To Mr. Sarpong credit, he suggested a solution, which is; making all Northern SHS Day Schools. To which I say the cure is worse than the disease. Day School doesn’t solve the problem it just creates a much difficult ones. First, it will make it harder for students from far distances to attend certain SHS. Example, it will be difficult for children from Bolga to attend Nobisco or Tamasco. Moreover, how many families will be willing to let their 14 years old girls and boys travelled to Tamale to live on their own for SHS ? Not many. Even under school authorities’ supervision, we have heard of students involved in prostitution, how much more, zero supervision?

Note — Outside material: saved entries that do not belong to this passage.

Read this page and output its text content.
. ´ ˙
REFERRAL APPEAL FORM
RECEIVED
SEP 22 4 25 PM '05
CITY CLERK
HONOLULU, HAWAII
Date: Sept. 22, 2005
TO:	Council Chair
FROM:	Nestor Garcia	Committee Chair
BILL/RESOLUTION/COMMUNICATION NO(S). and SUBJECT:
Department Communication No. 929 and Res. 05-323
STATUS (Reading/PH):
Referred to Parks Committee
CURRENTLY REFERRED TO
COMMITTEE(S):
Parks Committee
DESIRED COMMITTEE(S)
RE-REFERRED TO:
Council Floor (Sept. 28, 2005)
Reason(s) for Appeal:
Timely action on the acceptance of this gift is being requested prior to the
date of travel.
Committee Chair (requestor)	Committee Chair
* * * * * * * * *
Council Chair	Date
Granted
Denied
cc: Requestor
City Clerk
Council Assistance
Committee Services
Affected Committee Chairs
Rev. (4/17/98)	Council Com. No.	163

Also, making every school a day school comes with a cost, i.e. the cost of building more schools in each community. Which I suggest will necessarily surpass providing subsidies to SHS.

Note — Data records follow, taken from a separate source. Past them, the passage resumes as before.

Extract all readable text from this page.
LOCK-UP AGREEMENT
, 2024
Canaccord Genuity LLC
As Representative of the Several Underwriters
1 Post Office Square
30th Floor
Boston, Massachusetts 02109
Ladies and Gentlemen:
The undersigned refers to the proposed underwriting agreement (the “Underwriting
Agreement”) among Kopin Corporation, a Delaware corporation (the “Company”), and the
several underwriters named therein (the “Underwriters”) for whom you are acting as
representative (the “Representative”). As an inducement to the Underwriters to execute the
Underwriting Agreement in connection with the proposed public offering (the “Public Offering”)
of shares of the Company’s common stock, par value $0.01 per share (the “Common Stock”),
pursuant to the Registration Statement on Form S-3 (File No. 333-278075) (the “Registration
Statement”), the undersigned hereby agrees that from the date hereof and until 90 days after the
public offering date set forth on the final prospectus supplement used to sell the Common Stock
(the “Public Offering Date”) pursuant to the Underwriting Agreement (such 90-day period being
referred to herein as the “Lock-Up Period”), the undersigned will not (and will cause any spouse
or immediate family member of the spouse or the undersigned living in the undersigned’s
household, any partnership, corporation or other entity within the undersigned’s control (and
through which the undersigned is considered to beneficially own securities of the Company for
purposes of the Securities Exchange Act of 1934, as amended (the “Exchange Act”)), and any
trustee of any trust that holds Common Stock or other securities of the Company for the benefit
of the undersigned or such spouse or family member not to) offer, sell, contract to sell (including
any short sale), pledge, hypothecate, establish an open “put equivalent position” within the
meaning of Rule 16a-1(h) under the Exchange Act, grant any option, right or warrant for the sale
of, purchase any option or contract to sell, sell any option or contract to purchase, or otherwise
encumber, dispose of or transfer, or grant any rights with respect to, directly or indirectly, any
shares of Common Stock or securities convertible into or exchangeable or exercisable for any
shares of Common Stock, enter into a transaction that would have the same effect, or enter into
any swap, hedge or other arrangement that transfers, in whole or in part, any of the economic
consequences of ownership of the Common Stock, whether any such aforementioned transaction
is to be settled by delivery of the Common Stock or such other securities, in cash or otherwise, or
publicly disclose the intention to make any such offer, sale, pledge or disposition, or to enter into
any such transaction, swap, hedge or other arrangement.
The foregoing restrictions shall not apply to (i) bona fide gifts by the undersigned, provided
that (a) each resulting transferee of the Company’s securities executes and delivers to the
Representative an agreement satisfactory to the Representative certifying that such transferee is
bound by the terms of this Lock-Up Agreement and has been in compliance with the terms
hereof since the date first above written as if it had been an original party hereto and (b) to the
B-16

All of these problems will be created without solving the main problem at hand: the wealth gap. As someone born and raised in the North, I know too well what families go through. Some families are in abject poverty such that even under this subsidize school fees; they cannot still afford to pay. They are hundreds of families if not thousands children whose parents have to take out loans from neighbors or source support from generous neighbors to pay their children school fees, not when they are in school( because they couldn’t afford to pay) but after graduation to collect their WASSCE Results Papers. As someone who attended secondary school in the North, I have heard very horrible stories of people suffering to pay school fees from friends, and family members. And the idea that, every Northerner has animals to sell pay for his or her children school fees is simply false and wishful thinking. It is like saying every American has a private jet.
That is why I think our political leaders deserve great commendation for keeping this subsidized feeding program in place, from the NDC to the NPP. As someone who had to stay home for weeks during the Kuffour administration due to lack of funds, and a stern critique of the Mahama administration, I will like to personally thank the president for not repeating past mistakes, of over delaying school feeding funds, by disbursing the funds quick this time round.
To the president, I say thank you. To Mr. Sarpong, despite the insults and the hatred, I say Northerners love you.
You welcome. Can we all get back to work? We have very important things to do.